Better VA care sought for suicidal vets
Posted : Wednesday Mar 3, 2010 12:31:38 EST
An Iraq war veteran whose life fell apart after several friends died in combat and others — including his brother — killed themselves told a Senate committee that the Veterans Affairs Department’s suicide prevention programs were “not beneficial at all to me.”
Testifying Wednesday before the Senate Veterans Affairs Committee, Daniel Hanson, who deployed to Iraq in 2004 with 2nd Battalion, 4th Marines, said he sought VA help after his brother Travis, who had been undergoing treatment at a VA medical center, hung himself in 2007.
Crying as he spoke, Hanson said he sought help because “I really went off the deep end,” doing drugs and drinking every day as his marriage crumbled.
Hanson said he finished an outpatient program at the VA Medical Center in Saint Cloud, Minn., but attempted suicide about a month later, waking up from an overdose of prescription drugs to find himself in a psychiatric ward at the hospital on a 72-hour hold.
After his discharge, “there was almost no follow-up,” he told the committee. He quickly returned to using drugs and alcohol and feeling like he wanted to die.
“I was pretty much a monster,” he said.
Ultimately, he got into the Minnesota Teen Challenge, a faith-based residential drug and alcohol treatment program for teens and adults, which lasted for about a year and helped him change his life.
“I wanted to heal myself before my kids found out what a loser their dad was,” he said.
Hanson testified at a hearing that focused on what can be done to improve mental health programs for veterans.
Committee chairman Sen. Daniel Akaka, D-Hawaii, cited the “heartbreaking” statistic that an average of 18 veterans kill themselves each day.
Hanson had some suggestions.
‘Just another number’
The VA system seems uncaring, he said. “There was never any accountability in my experiences with the VA system.

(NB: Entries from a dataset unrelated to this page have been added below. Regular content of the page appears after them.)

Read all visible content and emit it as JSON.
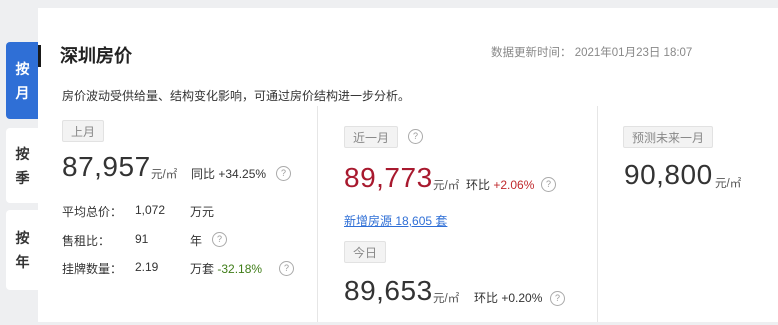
{
  "side_tabs": [
    {
      "chars": [
        "按",
        "月"
      ],
      "active": true
    },
    {
      "chars": [
        "按",
        "季"
      ],
      "active": false
    },
    {
      "chars": [
        "按",
        "年"
      ],
      "active": false
    }
  ],
  "header": {
    "title": "深圳房价",
    "update_time": "数据更新时间：  2021年01月23日 18:07",
    "description": "房价波动受供给量、结构变化影响，可通过房价结构进一步分析。"
  },
  "last_month": {
    "label": "上月",
    "price": "87,957",
    "price_unit": "元/㎡",
    "yoy_label": "同比",
    "yoy_value": "+34.25%",
    "avg_total_label": "平均总价：",
    "avg_total_value": "1,072",
    "avg_total_unit": "万元",
    "rent_ratio_label": "售租比：",
    "rent_ratio_value": "91",
    "rent_ratio_unit": "年",
    "listing_label": "挂牌数量：",
    "listing_value": "2.19",
    "listing_unit": "万套",
    "listing_change": "-32.18%"
  },
  "recent_month": {
    "label": "近一月",
    "price": "89,773",
    "price_unit": "元/㎡",
    "mom_label": "环比",
    "mom_value": "+2.06%",
    "new_listings_link": "新增房源 18,605 套"
  },
  "today": {
    "label": "今日",
    "price": "89,653",
    "price_unit": "元/㎡",
    "mom_label": "环比",
    "mom_value": "+0.20%"
  },
  "forecast": {
    "label": "预测未来一月",
    "price": "90,800",
    "price_unit": "元/㎡"
  },
  "help_glyph": "?",
  "colors": {
    "accent_blue": "#2f6fd6",
    "price_red": "#a8192e",
    "change_red": "#c0292c",
    "change_green": "#3f7d18"
  }
}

If I missed appointments, or just stopped calling altogether, it did not seem to really matter to anyone,” he said. “I felt like I was just another number going through the revolving door of head doctors who had to talk to me.”
VA also needs long-term treatment options, Hanson said.
“The problems that I picked up over the years of bad living were not going to go away in a matter of months,” he said. “A program that lasts for a year or more is much more likely to help a person, and help them not just cope with their problems but get rid of them altogether.”
Longer-term care also was recommended by another witness at the hearing, Dr. M. David Rudd, dean of the College of Social and Behavioral Science at the University of Utah and scientific director of the university’s national Center for Veterans Studies.
“This is not a short-term issue,” Rudd said. “Despite the availability of effective treatment, it is important to remember that not only will many of our veterans face acute problems, [but] a large percentage will struggle for many years requiring intensive and enduring care.”
Rudd said he also would like to see VA mental health services expand beyond clinics and Veterans Centers to places such as college campuses. “VA will need to go to where the veterans are in order to reach the 70 percent hesitant to seek care,” Rudd said.
Sen. Patty Murray, D-Wash., a committee member, suggested VA take a wider look at mental health issues by considering the relationship between employment woes and readjustment problems.
“We have seen veterans coming home with PTSD and other mental health challenges having tremendous difficulty finding employment,” she said.
Veterans are encouraged to get treatment from VA “but following that treatment, they don’t receive aftercare and counseling to help them readjust,” she said. “This means that often many months after their return, veterans still find themselves underemployed or unemployed with very few options.”
Akaka said the committee is considering all options. “We have made a promise to care for the invisible wounds of veterans, and we must be vigilant in ensuring we keep that promise,” he said.